Muse Reader Asks:
We have a client variables database that is currently storing over 1.5 million records. In the Coldfusion Administrator, client variables are set to purge every 90 days. I was thinking of purging every 7 to 30 days to reduce the number of database entries and hopefully improve performance. What are my options?
It's a good question. Performance depends on many thing including hardware, traffic, tuning, and capacity. Still, 1.5 million rows is a large table and as you might imagine it will perform less ably than a table with just a few hundred thousand rows. Let’s talk about these variables and how they are used.
First, what is being stored in this table? Hopefully you know your application well enough to already be aware of what is being stored. Ask yourself how important it is to keep that information. How important is it to personalize repeat traffic? Is it a shopping cart? Contact information? Page customizations? The type of data you are storing as "client" variables will make a difference in this decision. Please not, it is rare to need to store client variables for 30 days. If you need that sort of persistence, then store a cookie and re-instantiate the client variables when the user returns.

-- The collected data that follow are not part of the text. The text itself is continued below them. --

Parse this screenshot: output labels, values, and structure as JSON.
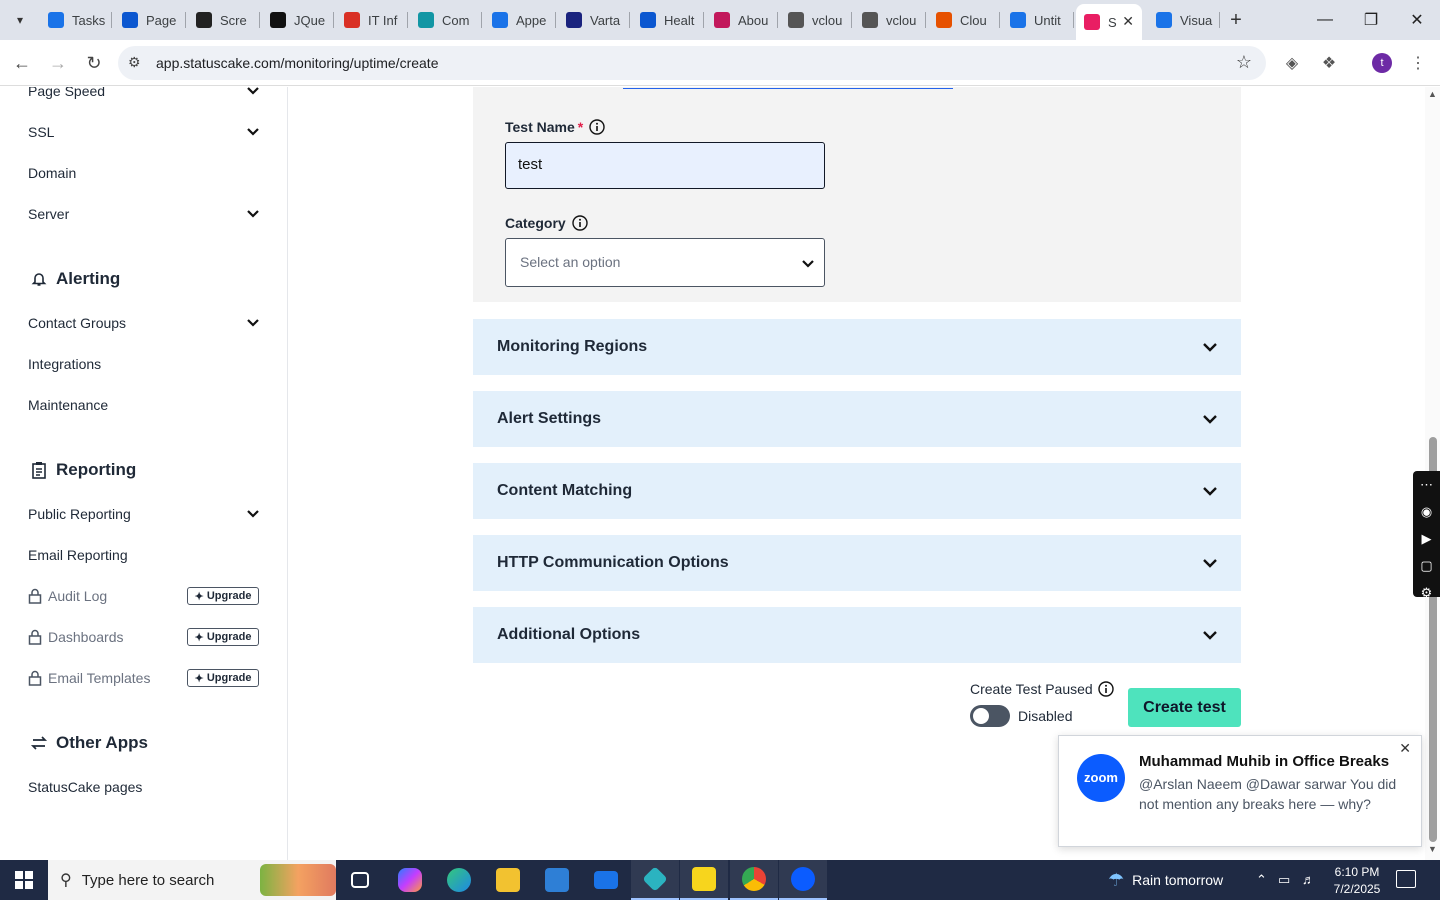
{
  "browser": {
    "tabs": [
      {
        "label": "Tasks",
        "color": "#1a73e8"
      },
      {
        "label": "Page",
        "color": "#0b57d0"
      },
      {
        "label": "Scre",
        "color": "#222222"
      },
      {
        "label": "JQue",
        "color": "#111111"
      },
      {
        "label": "IT Inf",
        "color": "#d93025"
      },
      {
        "label": "Com",
        "color": "#1296a4"
      },
      {
        "label": "Appe",
        "color": "#1a73e8"
      },
      {
        "label": "Varta",
        "color": "#1a237e"
      },
      {
        "label": "Healt",
        "color": "#0b57d0"
      },
      {
        "label": "Abou",
        "color": "#c2185b"
      },
      {
        "label": "vclou",
        "color": "#555555"
      },
      {
        "label": "vclou",
        "color": "#555555"
      },
      {
        "label": "Clou",
        "color": "#e65100"
      },
      {
        "label": "Untit",
        "color": "#1a73e8"
      },
      {
        "label": "S",
        "color": "#e91e63"
      },
      {
        "label": "Visua",
        "color": "#1a73e8"
      }
    ],
    "url": "app.statuscake.com/monitoring/uptime/create",
    "profile_initial": "t"
  },
  "sidebar": {
    "items_top": [
      {
        "label": "Page Speed",
        "chevron": true
      },
      {
        "label": "SSL",
        "chevron": true
      },
      {
        "label": "Domain",
        "chevron": false
      },
      {
        "label": "Server",
        "chevron": true
      }
    ],
    "alerting": {
      "heading": "Alerting",
      "items": [
        {
          "label": "Contact Groups",
          "chevron": true
        },
        {
          "label": "Integrations",
          "chevron": false
        },
        {
          "label": "Maintenance",
          "chevron": false
        }
      ]
    },
    "reporting": {
      "heading": "Reporting",
      "items": [
        {
          "label": "Public Reporting",
          "chevron": true
        },
        {
          "label": "Email Reporting",
          "chevron": false
        }
      ],
      "locked": [
        {
          "label": "Audit Log",
          "badge": "Upgrade"
        },
        {
          "label": "Dashboards",
          "badge": "Upgrade"
        },
        {
          "label": "Email Templates",
          "badge": "Upgrade"
        }
      ]
    },
    "other": {
      "heading": "Other Apps",
      "items": [
        {
          "label": "StatusCake pages"
        }
      ]
    }
  },
  "form": {
    "test_name_label": "Test Name",
    "required_mark": "*",
    "test_name_value": "test",
    "category_label": "Category",
    "category_placeholder": "Select an option"
  },
  "sections": [
    "Monitoring Regions",
    "Alert Settings",
    "Content Matching",
    "HTTP Communication Options",
    "Additional Options"
  ],
  "actions": {
    "paused_label": "Create Test Paused",
    "toggle_state": "Disabled",
    "create_button": "Create test"
  },
  "notification": {
    "app_logo": "zoom",
    "title": "Muhammad Muhib in Office Breaks",
    "body": "@Arslan Naeem @Dawar sarwar You did not mention any breaks here — why?"
  },
  "taskbar": {
    "search_placeholder": "Type here to search",
    "weather": "Rain tomorrow",
    "time": "6:10 PM",
    "date": "7/2/2025"
  },
  "colors": {
    "accent_button": "#4ee3bd",
    "accordion_bg": "#e3f0fb",
    "card_bg": "#f3f3f3"
  }
}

Perhaps one application needs 30 days of storage and the others can get by on just a couple of days. Try this approach. Add another data source as a client variable store using the admin tool. Careful, it will become the default when you add it and you will need to "reset" the default back to your original data store. Your goal here is just to get it "on the list". You can set purge and retention properties on a per database basis. Once you have it added, go to the application that needs the 30 day retention and use the "clientstorage" attribute to specify your other database:
If you are not using the "hitcount" or the "lastvisit" variables that are updated automatically by Coldfusion then you should disable this feature (there's a checkbox for "disable global client variables". This will mean that Coldfusion will not need to update the database with every single request made by the client.
Maybe you have some code in your application.cfm page like this:
You may not realize it but you are setting up to receive a lot of "guest" data in your CDATA table. You see, in order to match up the "client" variable with the data in the CDATA table Coldfusion needs either a cookie (the most common) or a URL parameter with the CFID and CFTOKEN attached. When a user "first" arrives at the site it creates a unique cfid and cftoken and stores it in the table, and also sets it as a cookie on the user machine - or, if you are using the URL method your code must be configured to pass it with every subsequent request.
Now consider all of the "non-human" users that come to your site – google-bots and yahoo and crawlers (oh my!). If you have a busy site with lots of content it will be visited quite frequently by these busy little bees. When a crawler or a bot makes a request it takes the content it finds and extracts URLs from it for indexing. Then it goes through these URLs one by one and indexes the content from them - looking for new content. The catch is that bots don't pass back cookies (or often URL variables). So each request will appear as if it were a new "guest" user coming to visit. The result? The code above will create a new row in the database for every hit by a bot. This has the potential to greatly tax your database so keep it in mind when developing a strategy.
Many developers use client variables as a proxy for session variables. I've seen schemes that push complex objects into WDDX and then store them in the database as client variables. Don't be afraid to use sessions when they are appropriate. Usually the problem with session variables is related to a badly tuned JVM and inappropriate settings - not any specific weakness related to sessions. If all you are doing is tracking information tied to a specific user after login or during a visit to your site then sessions may be a much better choice. At least you will not be dependent on the database.
Also keep in mind that the size of the variable you are setting now has an impact on the process. If you are going to serialize and object into an 8k string of data and store it as a client variable, that data is going to be ported back and forth between the db server and the web server constantly. Finally, and I know this breaks your heart for me to say it, but Access is not a "database server". Do not store your client variables in Access. If the muse catches you doing it he’s gonna’ slap your hand and take away your birthday! Use a full fledge DB platform like MS SQL, MySQL, or Oracle.